The first weekend of the year was won by Texas Chainsaw Massacre 3D.   This surprised me and a few actual film experts.  This film screamed "cleaning out the storage closet for more important films" and even though all its competition was older fare, it wasn't expected to be raking in its budget opening weekend.  Now, the film dropped significantly the next weekend, which shows it failed to gain any kind of traction.  But that is due to it being an awful film, but there was a real audience for this.  They might have been positive word of mouth if the film offered anything.  I'm not saying a poorly mashed together almost remake is any better than found footage, but at least it isn't "spooky" and grainy footage in a house.  It shows that if you get a competent writer and director, you could make some money off something other than what has populated the cinemas for the last few years, because the concept of horror still draws people.

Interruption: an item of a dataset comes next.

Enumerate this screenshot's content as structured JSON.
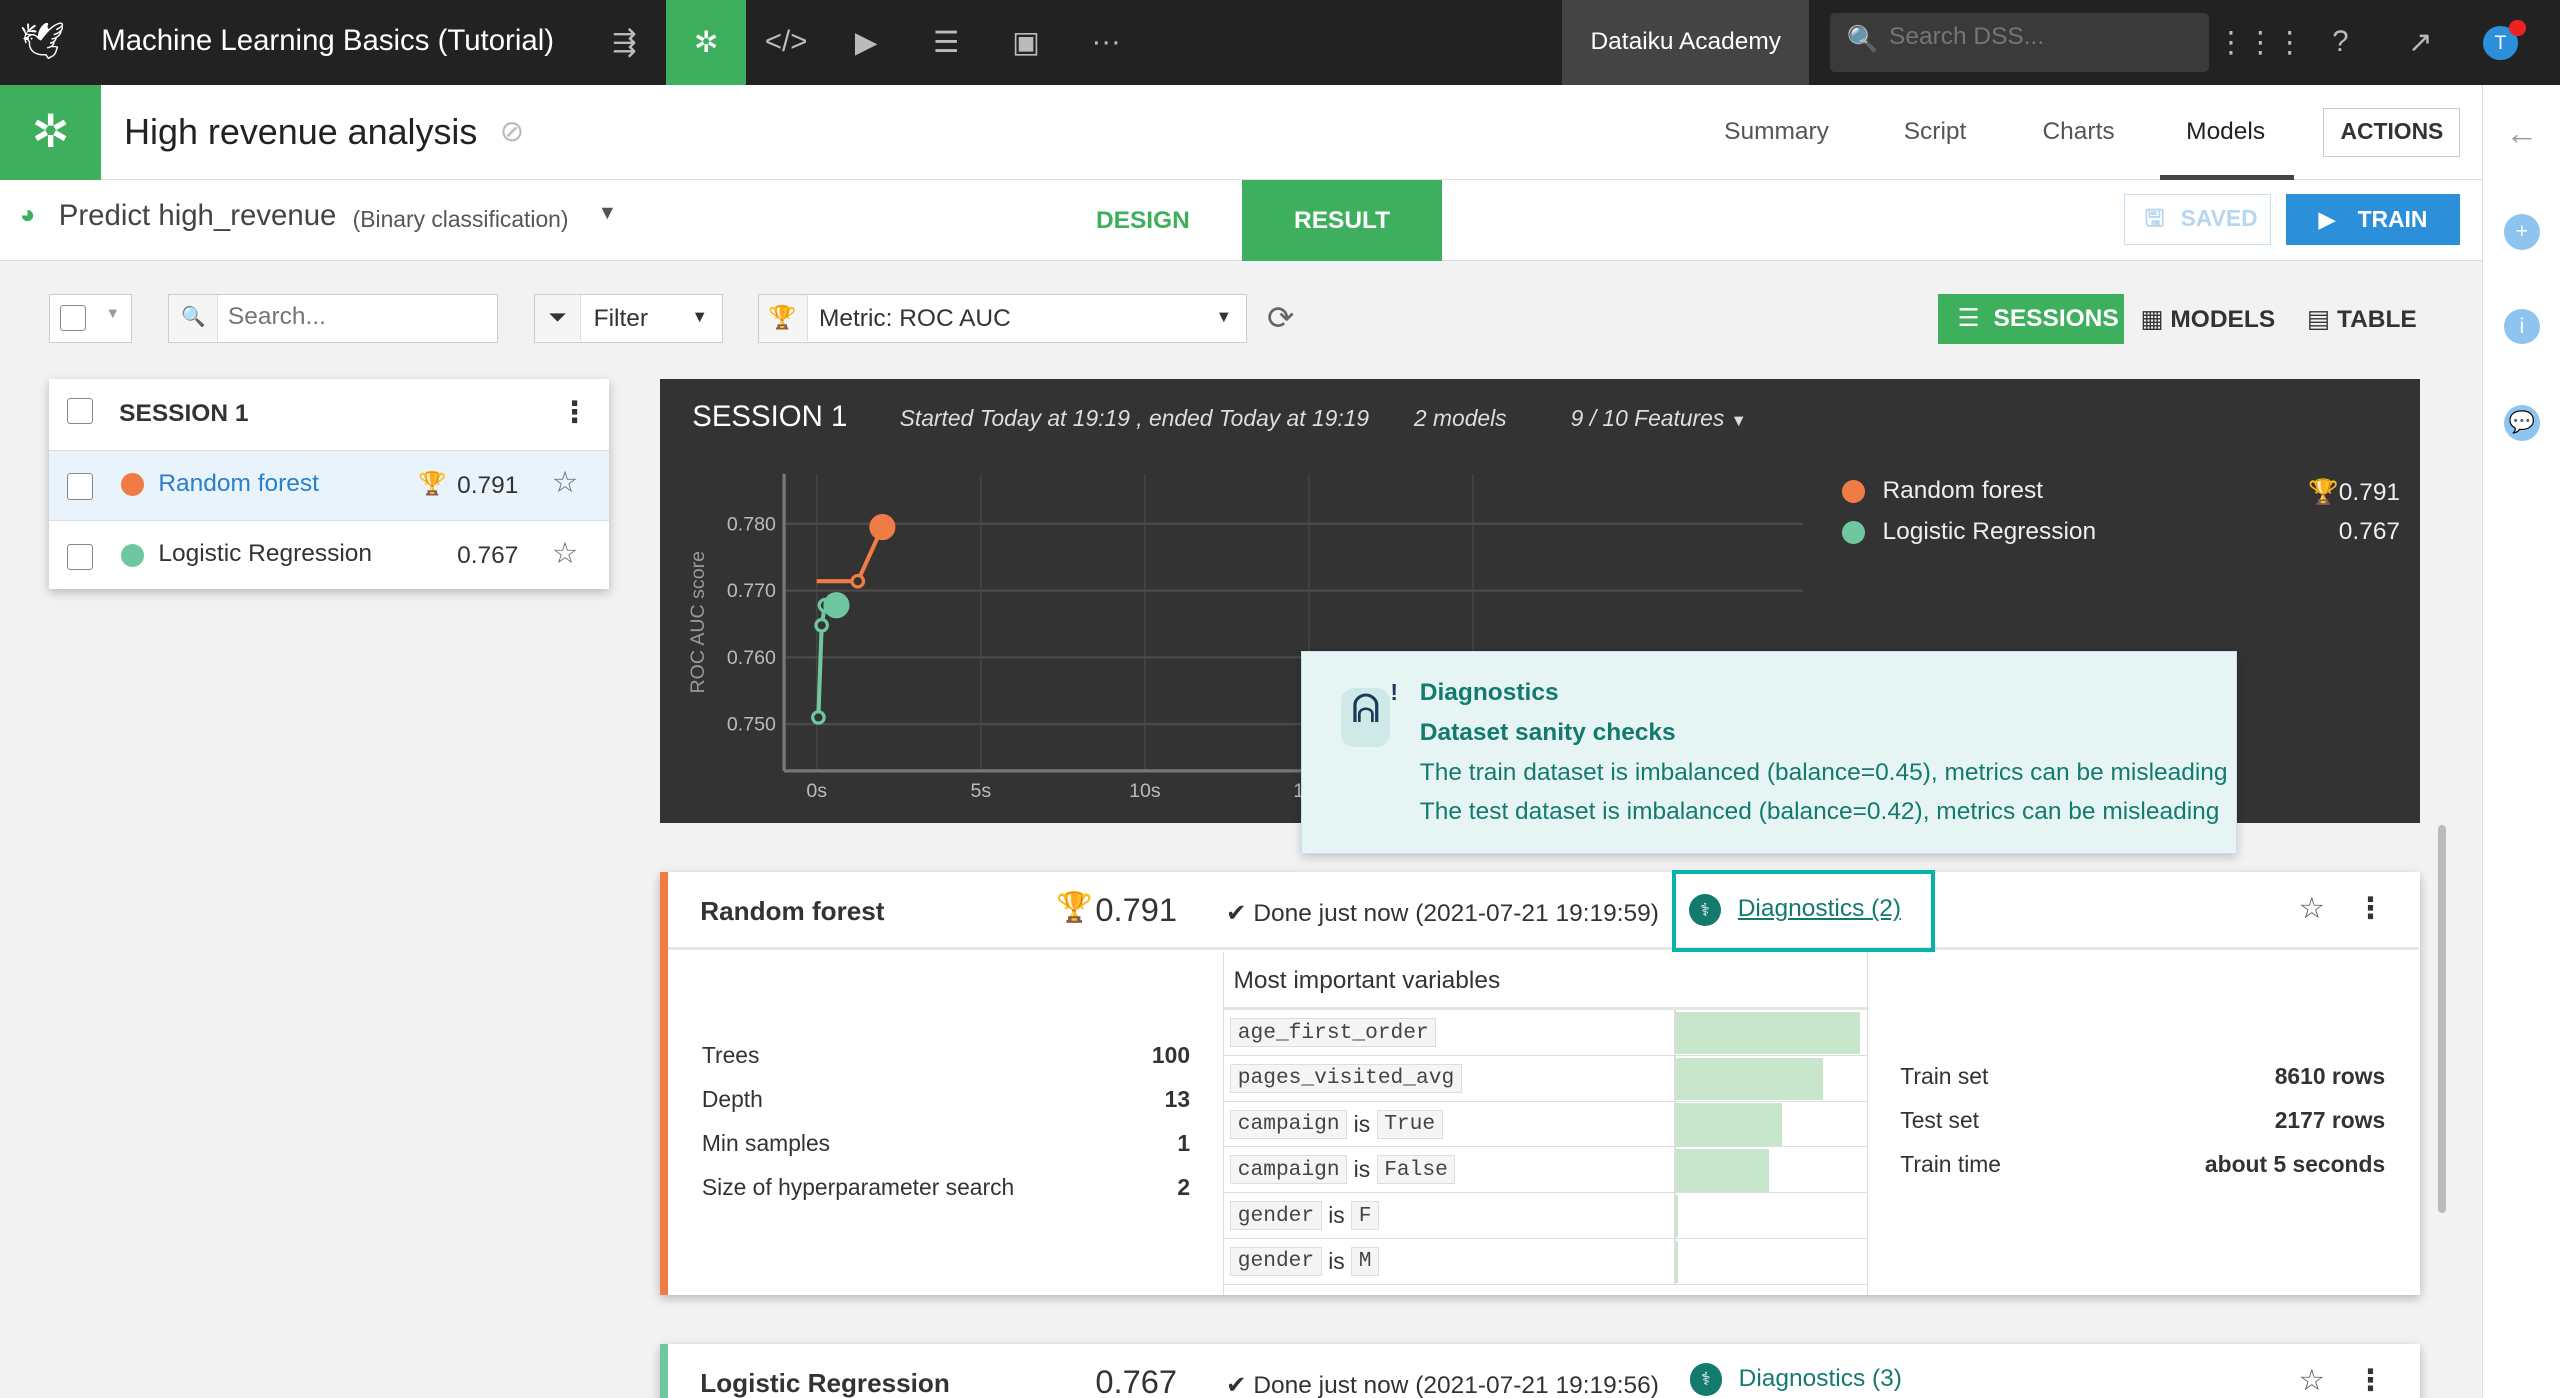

The bigger upset happened this weekend when Mama nabbed the top spot.  The competition wasn't fierce, but it was stiffer than the first weekend of this year.  It did have two new films with proven box office stars headlining.  Arnie was making his return to starring in an over-the-top R-rated action extravaganza, and Russell Crowe teamed up with Mark Wahlberg for a political thriller.  Before this weekend, I'd have predicted both to annihilate MamaLast Resort (Arnie) and Broken City (Crowe) were still January cast-offs, but they had more assumed pedigree than a little horror directed by Guillaume del Toro.  Toro is beloved by fantasy and horror fans, but he isn't necessarily proven box office, and he has had a few of his films tank.  I'd have assumed the same here.  Jessica Chastain has momentum right now with the success of Zero Dark Thirty, but I wouldn't have considered her someone a draw all by herself.

Mama easily won the weekend, and now gives horror two victories without "lost footage" being in the tagline of either film.  Mama is about crazy stuff happening in a house, but is not following the "this house is haunted" mold but rather trying its own thing.  This isn't really a film that excited me in anyway, but I'm glad something sliding closer to the fresh side of things actually found an audience.

I want these two victories to mean that the horror genre isn't completely dead.  And that "found footage" spooky house movies aren't the only draw.  People will pay to see something else, and maybe if you even bother to have a good script, it'll do better than just one weekend.  Though horror traditionally skews younger, and the younger crowd tend to herd out opening weekend and then find something else to entertain them after that.  It may be a harder genre to have a long life span but the early part of the year seems to show it can at least be a good opening weekend.

But again, it is January.  It isn't the month of champions.  It is one step up from "straight to video" on the scale of importance.  There is a strong chance that this means absolutely nothing.

I'd say the best test of the viability of horror will come in April when the remake of Evil Dead is released.  April is also a much more competitive month, and this year it has a few appealing genre films lined up.  If it wins or at least does well, maybe we can start believing in horror films again.  In a few years, studios will trot out scary movies that have nothing to do with building a house an old grave site and some dork filming a ghost tossing around his daughter.

Horror may be back as a legit box office draw.  Or it was just a sign that Arnie's reign of terror is officially dead, and no one cared enough to find out what Crowe framed Wahlberg with.

For now, I have hope I could one day go to the cinema and actually be scared again by something other than atrocious acting.